Lu Jian menghela napas. Memang, kalau waktu itu Lu Feng tertangkap di pabrik bubur, pasti semuanya terbongkar, Dewan Tetua pun tak akan membela dirinya. Keputusan Lu Feng untuk melarikan diri justru memberinya kesempatan untuk mengatur segala sesuatunya. Ia pun berkata lirih, "Para manajer itu sudah menanggung semua dosa, dan memilih bunuh diri."

"Jadi aku boleh kembali?!" Lu Feng berseri-seri.

"Tidak mungkin!" Lu Jian mematahkan harapannya, "Kalau kau kembali sekarang, sama saja masuk ke mulut harimau, tak ada yang bisa melindungimu!"

"Aku akan menurut, asalkan tak menghalangi keikutsertaanku dalam lomba tahun depan..."

"Jangan bermimpi!" Mendengar itu, Lu Jian tambah murka, "Lu Yi sudah mengumumkan, kau dikeluarkan!"

"Apa?!" Lu Feng terpaku, menangis pilu, "Itu tak adil, aku sudah dua puluh tiga tahun, tahun depan aku sudah lewat usia!"

"Cukup!" Lu Jian menatapnya dengan dendam. Demi mengusahakan agar Lu Feng mendapat peringkat tinggi, ia telah berusaha keras bertahun-tahun, menunggu dua periode penuh hingga akhirnya bisa memasukkan nama Lu Feng dalam empat besar. Kini, semua usahanya selama enam tujuh tahun hancur, Lu Feng pun tak punya harapan lagi naik lewat jalur resmi.

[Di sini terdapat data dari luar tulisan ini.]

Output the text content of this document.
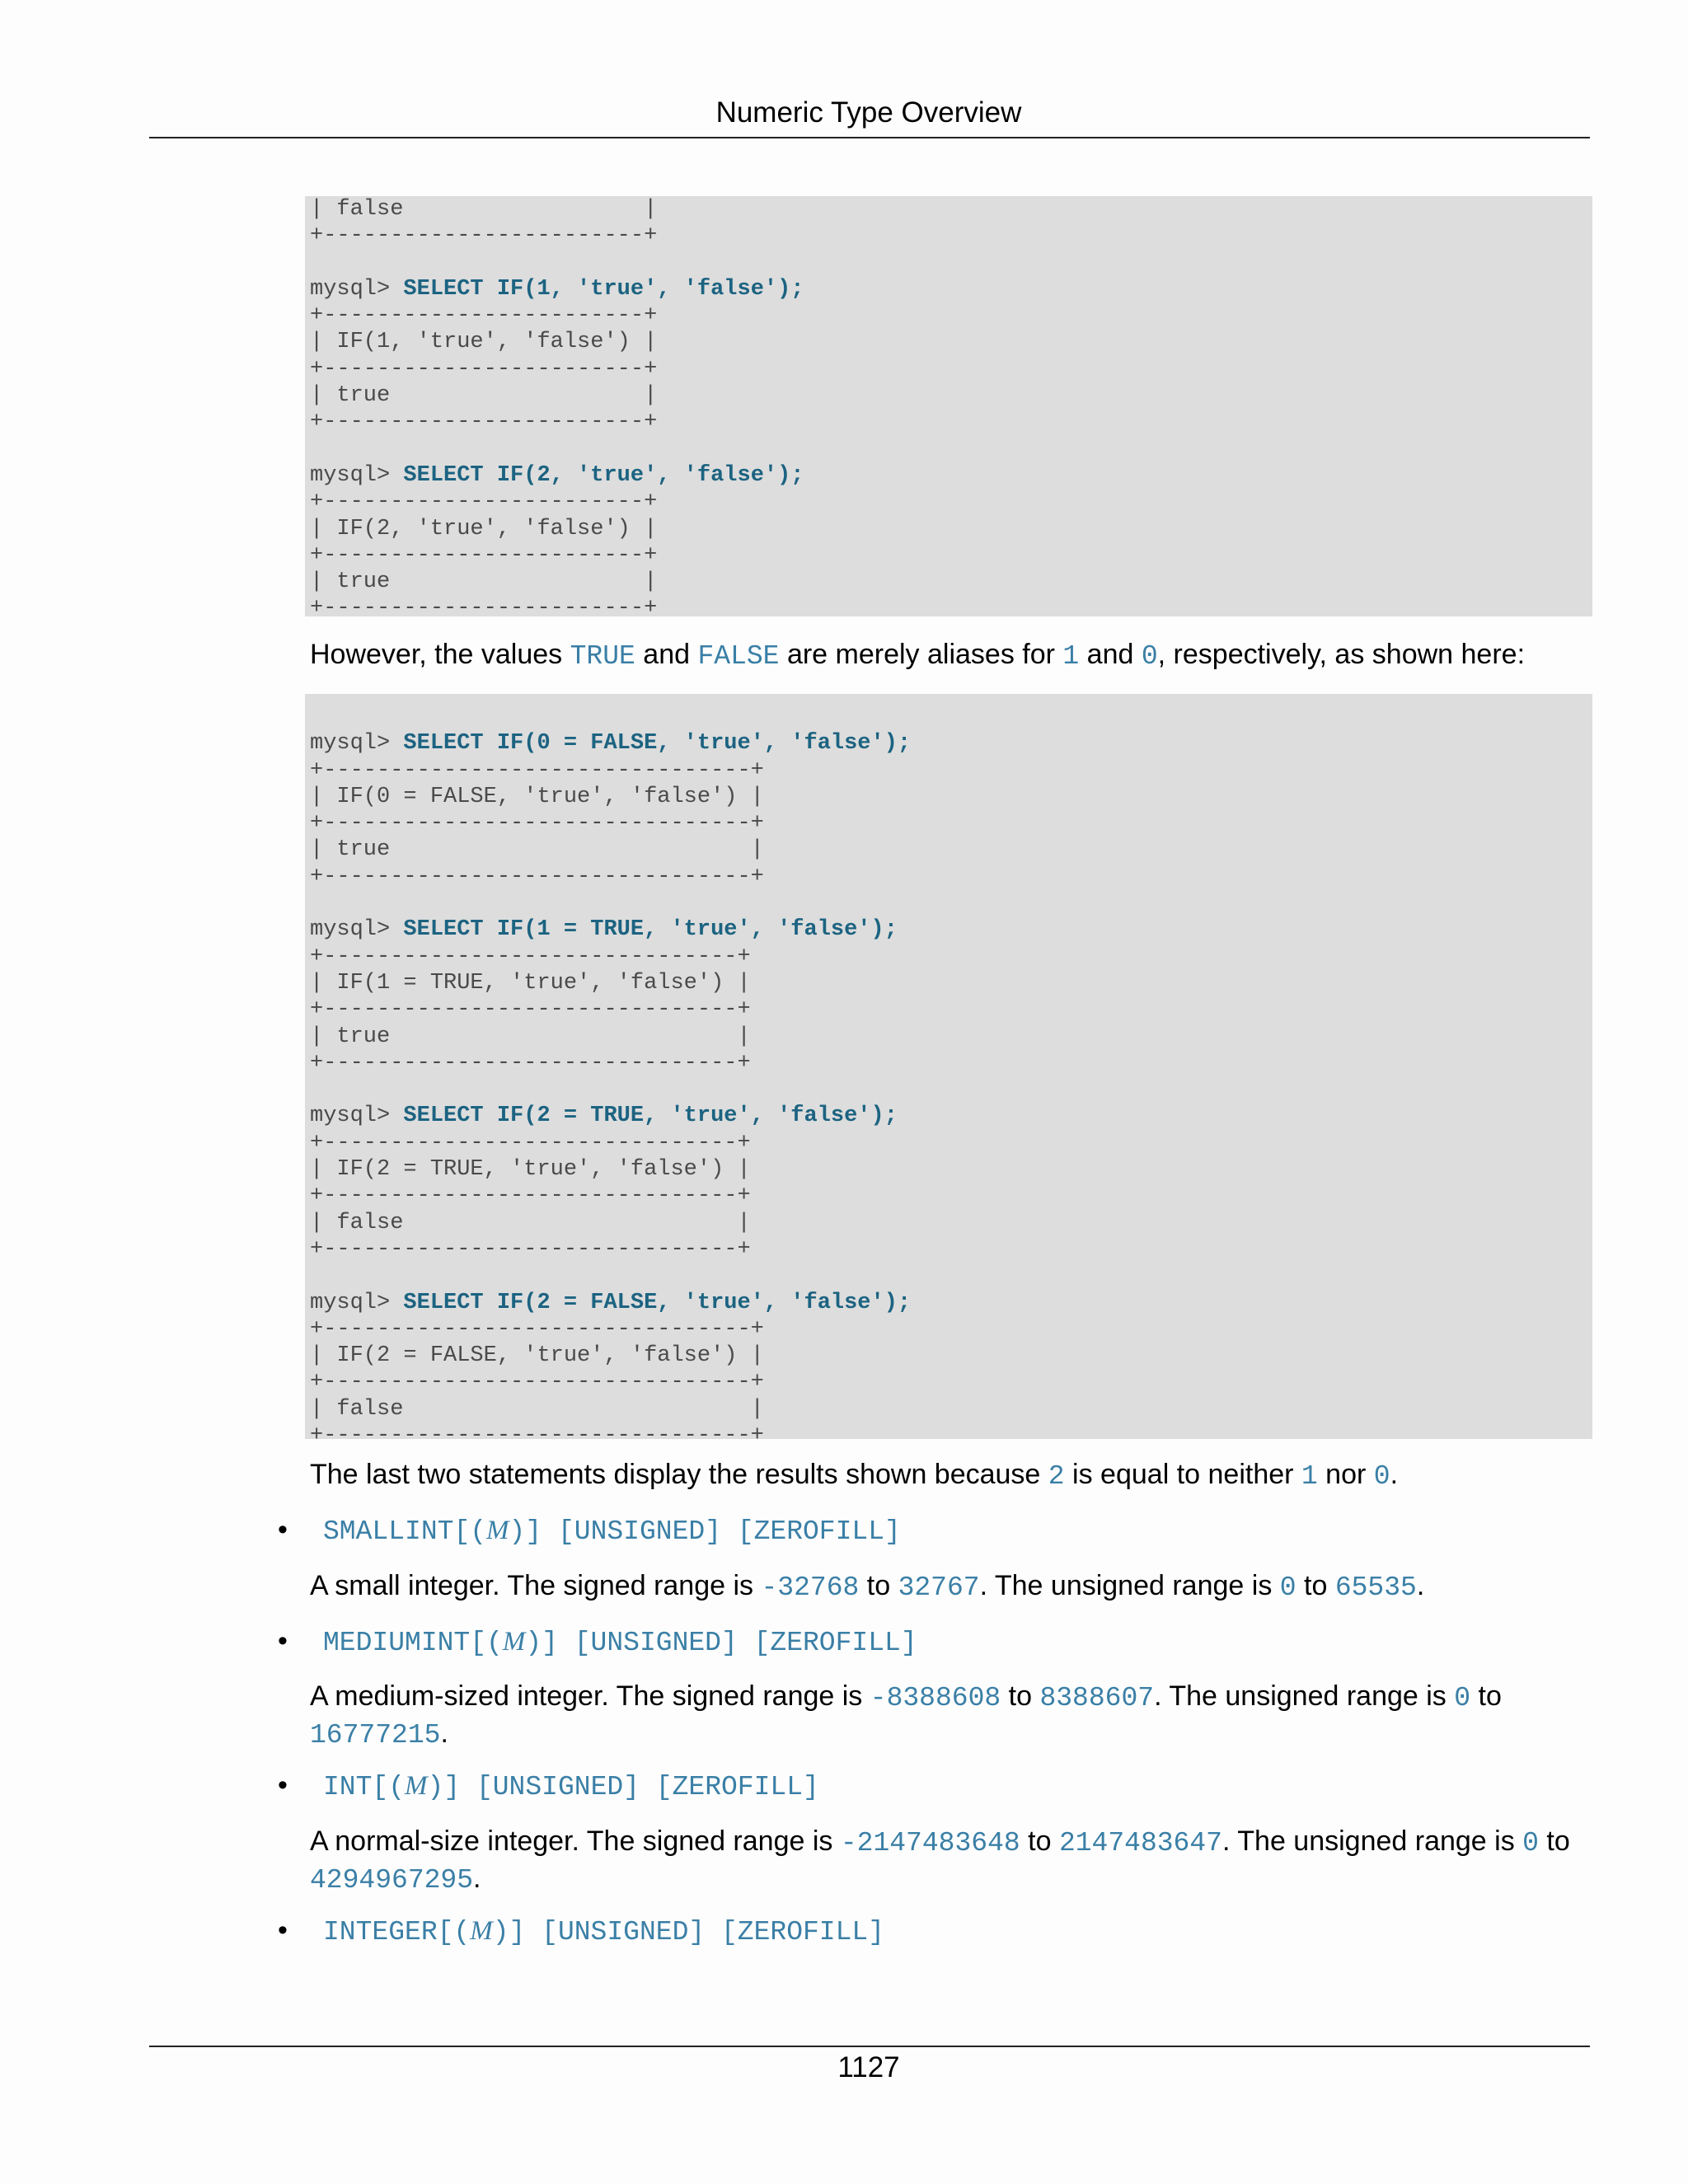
Numeric Type Overview
| false                  |
+------------------------+

mysql> SELECT IF(1, 'true', 'false');
+------------------------+
| IF(1, 'true', 'false') |
+------------------------+
| true                   |
+------------------------+

mysql> SELECT IF(2, 'true', 'false');
+------------------------+
| IF(2, 'true', 'false') |
+------------------------+
| true                   |
+------------------------+

However, the values TRUE and FALSE are merely aliases for 1 and 0, respectively, as shown here:

mysql> SELECT IF(0 = FALSE, 'true', 'false');
+--------------------------------+
| IF(0 = FALSE, 'true', 'false') |
+--------------------------------+
| true                           |
+--------------------------------+

mysql> SELECT IF(1 = TRUE, 'true', 'false');
+-------------------------------+
| IF(1 = TRUE, 'true', 'false') |
+-------------------------------+
| true                          |
+-------------------------------+

mysql> SELECT IF(2 = TRUE, 'true', 'false');
+-------------------------------+
| IF(2 = TRUE, 'true', 'false') |
+-------------------------------+
| false                         |
+-------------------------------+

mysql> SELECT IF(2 = FALSE, 'true', 'false');
+--------------------------------+
| IF(2 = FALSE, 'true', 'false') |
+--------------------------------+
| false                          |
+--------------------------------+

The last two statements display the results shown because 2 is equal to neither 1 nor 0.
• SMALLINT[(M)] [UNSIGNED] [ZEROFILL]
A small integer. The signed range is -32768 to 32767. The unsigned range is 0 to 65535.
• MEDIUMINT[(M)] [UNSIGNED] [ZEROFILL]
A medium-sized integer. The signed range is -8388608 to 8388607. The unsigned range is 0 to 16777215.
• INT[(M)] [UNSIGNED] [ZEROFILL]
A normal-size integer. The signed range is -2147483648 to 2147483647. The unsigned range is 0 to 4294967295.
• INTEGER[(M)] [UNSIGNED] [ZEROFILL]
1127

Lu Feng terdiam, namun semakin lama ia semakin sedih, air mata jatuh membasahi pipi.

"Jangan menangis lagi!" bentak Lu Jian, sambil mengibaskan tangan, "Bukan hanya jalur resmi yang bisa membuatmu sukses. Dua tahun lagi saat ayahmu jadi kepala klan, kau tetap bisa berjaya!"

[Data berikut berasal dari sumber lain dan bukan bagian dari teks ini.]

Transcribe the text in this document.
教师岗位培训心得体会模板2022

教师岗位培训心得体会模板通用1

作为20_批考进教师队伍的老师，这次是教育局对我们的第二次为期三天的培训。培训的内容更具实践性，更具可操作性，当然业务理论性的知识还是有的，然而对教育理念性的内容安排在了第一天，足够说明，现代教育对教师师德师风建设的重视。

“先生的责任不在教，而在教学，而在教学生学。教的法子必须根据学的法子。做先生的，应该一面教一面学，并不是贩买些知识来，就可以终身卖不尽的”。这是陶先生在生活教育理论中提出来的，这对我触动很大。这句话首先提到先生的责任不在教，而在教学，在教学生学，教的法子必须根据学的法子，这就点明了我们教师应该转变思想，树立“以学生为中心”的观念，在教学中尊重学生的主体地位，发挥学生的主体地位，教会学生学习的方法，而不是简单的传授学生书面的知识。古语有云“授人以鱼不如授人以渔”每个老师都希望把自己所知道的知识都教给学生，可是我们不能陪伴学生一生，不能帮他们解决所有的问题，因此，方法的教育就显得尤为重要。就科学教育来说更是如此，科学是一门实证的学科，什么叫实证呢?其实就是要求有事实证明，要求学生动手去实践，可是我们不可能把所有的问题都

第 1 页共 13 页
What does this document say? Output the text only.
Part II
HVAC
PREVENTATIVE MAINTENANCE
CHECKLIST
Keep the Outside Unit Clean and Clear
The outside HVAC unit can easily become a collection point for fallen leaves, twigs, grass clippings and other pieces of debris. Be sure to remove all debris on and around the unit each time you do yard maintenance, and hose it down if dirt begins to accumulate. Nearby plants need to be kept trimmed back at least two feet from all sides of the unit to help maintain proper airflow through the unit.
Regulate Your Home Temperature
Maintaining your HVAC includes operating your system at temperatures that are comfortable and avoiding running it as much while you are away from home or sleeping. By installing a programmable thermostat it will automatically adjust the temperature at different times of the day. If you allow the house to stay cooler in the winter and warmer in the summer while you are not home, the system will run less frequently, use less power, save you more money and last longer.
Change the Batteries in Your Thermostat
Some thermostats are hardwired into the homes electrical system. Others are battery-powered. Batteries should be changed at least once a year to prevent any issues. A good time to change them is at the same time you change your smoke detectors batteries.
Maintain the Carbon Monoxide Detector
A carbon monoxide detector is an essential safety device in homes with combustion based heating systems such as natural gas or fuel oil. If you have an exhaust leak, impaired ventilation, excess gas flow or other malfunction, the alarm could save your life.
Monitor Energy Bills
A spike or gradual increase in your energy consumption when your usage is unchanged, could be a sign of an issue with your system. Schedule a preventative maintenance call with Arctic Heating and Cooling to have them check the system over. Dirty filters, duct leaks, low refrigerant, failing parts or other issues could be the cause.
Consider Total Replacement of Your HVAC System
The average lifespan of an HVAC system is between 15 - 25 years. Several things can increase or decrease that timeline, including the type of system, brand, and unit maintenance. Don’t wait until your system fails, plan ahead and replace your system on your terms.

"Itu bukan jalur benar..." Lu Feng tetap menangis.

"Jangan serakah, bisa lolos dari masalah ini saja sudah untung! Aku akan suruh Zhang menyiapkan identitas baru untukmu, kau pergi bersembunyi di luar kota setahun dua tahun, gunakan waktu itu untuk merenung!"

"Ayah, aku tidak mau meninggalkan Luojing, tidak mau jauh dari ayah dan ibu..." Lu Feng kembali memeluk kaki Lu Jian dan menangis keras.

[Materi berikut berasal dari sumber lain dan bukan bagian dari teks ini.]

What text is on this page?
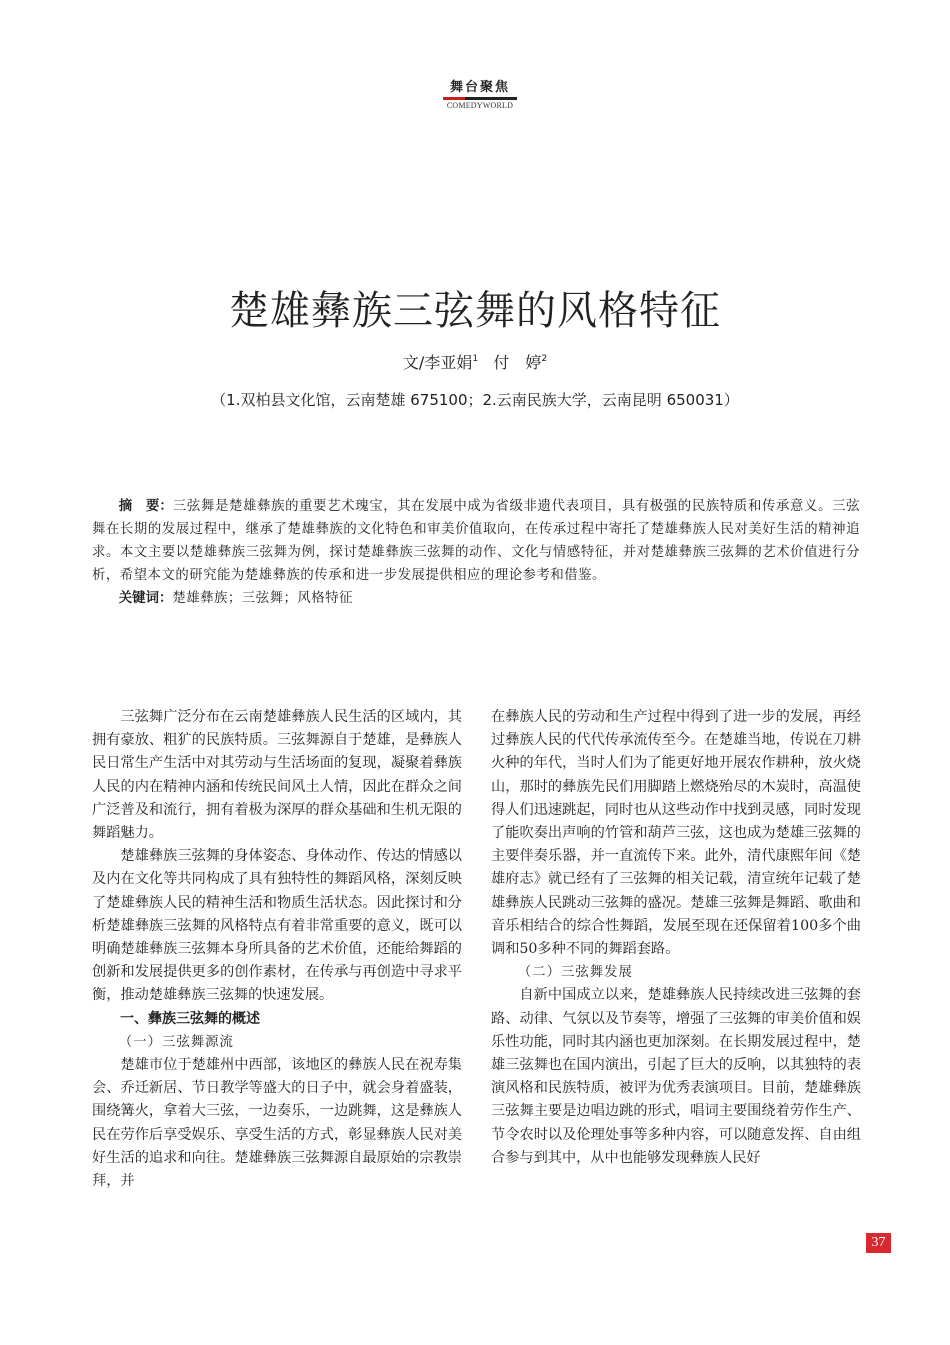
舞台聚焦
COMEDYWORLD
楚雄彝族三弦舞的风格特征
文/李亚娟$^1$ 付　婷$^2$
（1.双柏县文化馆，云南楚雄 675100；2.云南民族大学，云南昆明 650031）

摘　要：三弦舞是楚雄彝族的重要艺术瑰宝，其在发展中成为省级非遗代表项目，具有极强的民族特质和传承意义。三弦舞在长期的发展过程中，继承了楚雄彝族的文化特色和审美价值取向，在传承过程中寄托了楚雄彝族人民对美好生活的精神追求。本文主要以楚雄彝族三弦舞为例，探讨楚雄彝族三弦舞的动作、文化与情感特征，并对楚雄彝族三弦舞的艺术价值进行分析，希望本文的研究能为楚雄彝族的传承和进一步发展提供相应的理论参考和借鉴。

关键词：楚雄彝族；三弦舞；风格特征

三弦舞广泛分布在云南楚雄彝族人民生活的区域内，其拥有豪放、粗犷的民族特质。三弦舞源自于楚雄，是彝族人民日常生产生活中对其劳动与生活场面的复现，凝聚着彝族人民的内在精神内涵和传统民间风土人情，因此在群众之间广泛普及和流行，拥有着极为深厚的群众基础和生机无限的舞蹈魅力。

楚雄彝族三弦舞的身体姿态、身体动作、传达的情感以及内在文化等共同构成了具有独特性的舞蹈风格，深刻反映了楚雄彝族人民的精神生活和物质生活状态。因此探讨和分析楚雄彝族三弦舞的风格特点有着非常重要的意义，既可以明确楚雄彝族三弦舞本身所具备的艺术价值，还能给舞蹈的创新和发展提供更多的创作素材，在传承与再创造中寻求平衡，推动楚雄彝族三弦舞的快速发展。

一、彝族三弦舞的概述
（一）三弦舞源流

楚雄市位于楚雄州中西部，该地区的彝族人民在祝寿集会、乔迁新居、节日教学等盛大的日子中，就会身着盛装，围绕篝火，拿着大三弦，一边奏乐，一边跳舞，这是彝族人民在劳作后享受娱乐、享受生活的方式，彰显彝族人民对美好生活的追求和向往。楚雄彝族三弦舞源自最原始的宗教崇拜，并

在彝族人民的劳动和生产过程中得到了进一步的发展，再经过彝族人民的代代传承流传至今。在楚雄当地，传说在刀耕火种的年代，当时人们为了能更好地开展农作耕种，放火烧山，那时的彝族先民们用脚踏上燃烧殆尽的木炭时，高温使得人们迅速跳起，同时也从这些动作中找到灵感，同时发现了能吹奏出声响的竹管和葫芦三弦，这也成为楚雄三弦舞的主要伴奏乐器，并一直流传下来。此外，清代康熙年间《楚雄府志》就已经有了三弦舞的相关记载，清宣统年记载了楚雄彝族人民跳动三弦舞的盛况。楚雄三弦舞是舞蹈、歌曲和音乐相结合的综合性舞蹈，发展至现在还保留着100多个曲调和50多种不同的舞蹈套路。

（二）三弦舞发展

自新中国成立以来，楚雄彝族人民持续改进三弦舞的套路、动律、气氛以及节奏等，增强了三弦舞的审美价值和娱乐性功能，同时其内涵也更加深刻。在长期发展过程中，楚雄三弦舞也在国内演出，引起了巨大的反响，以其独特的表演风格和民族特质，被评为优秀表演项目。目前，楚雄彝族三弦舞主要是边唱边跳的形式，唱词主要围绕着劳作生产、节令农时以及伦理处事等多种内容，可以随意发挥、自由组合参与到其中，从中也能够发现彝族人民好

37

"Pergi!" Lu Jian menendangnya sekali lagi.

Tak lama, Kepala Pelayan Zhang masuk dan menuntun Lu Feng yang sudah basah air mata ke sebuah paviliun kecil. Setelah menempatkan Lu Feng, ia berbisik menasihati, "Tuan muda, masalah yang kau sebabkan kali ini sangat besar. Meski Tuan sudah berusaha menolongmu, itu butuh waktu. Bersabarlah dan tinggallah di sini, setelah segalanya siap, aku akan mengantarmu keluar kota. Tak sampai dua tahun, aku pasti menjemputmu kembali."

Lu Feng tidak menjawab, hanya menenggelamkan kepala di bantal. Kepala Pelayan Zhang pun keluar dengan hormat.

Tak lama setelah Kepala Pelayan Zhang keluar, pembantu Lu Feng, Hu San, masuk dengan langkah hati-hati. Ia ikut kabur bersama Lu Feng, juga yang menyarankan agar Lu Feng kembali meminta bantuan Lu Jian.

"Tuan muda, ini sudah cukup baik..." Hu San sudah mendengar apa yang dikatakan Kepala Pelayan Zhang, dan tahu mereka harus meninggalkan ibu kota. "Kita nikmati saja hidup di luar kota setahun, bukankah kau selalu ingin melihat dunia luar?"

"Itu pun seharusnya aku yang memilih, bukan diusir seperti anjing kalah perang!" Lu Feng duduk tegak, wajahnya penuh dendam, "Lagi pula, aku tak bisa pergi begitu saja! Selama Lu Xin masih hidup bahagia di kota, aku tak akan tenang!"

"Tuan muda, dia itu seorang guru besar..." Hu San ketakutan. Bayangan hari itu di Gunung Funiu masih membuatnya gentar.

"Memang dia guru besar, tapi istri dan anaknya bukan! Tak mungkin dia selalu bisa menjaga mereka!" Lu Feng berkata dingin, "Kali ini aku tak akan menculik, langsung saja membunuh!"

"Tapi kita sudah tak punya orang lagi..." Hu San tersenyum pahit, "Orang-orang Tuan pasti tak mau membantu."

"Masih ada pembunuh bayaran di dunia ini," suara Lu Feng pelan dan dingin, "Pergi cari Serikat Kera Putih, aku bayar dua kali lipat harga, untuk kepala istri dan anaknya!"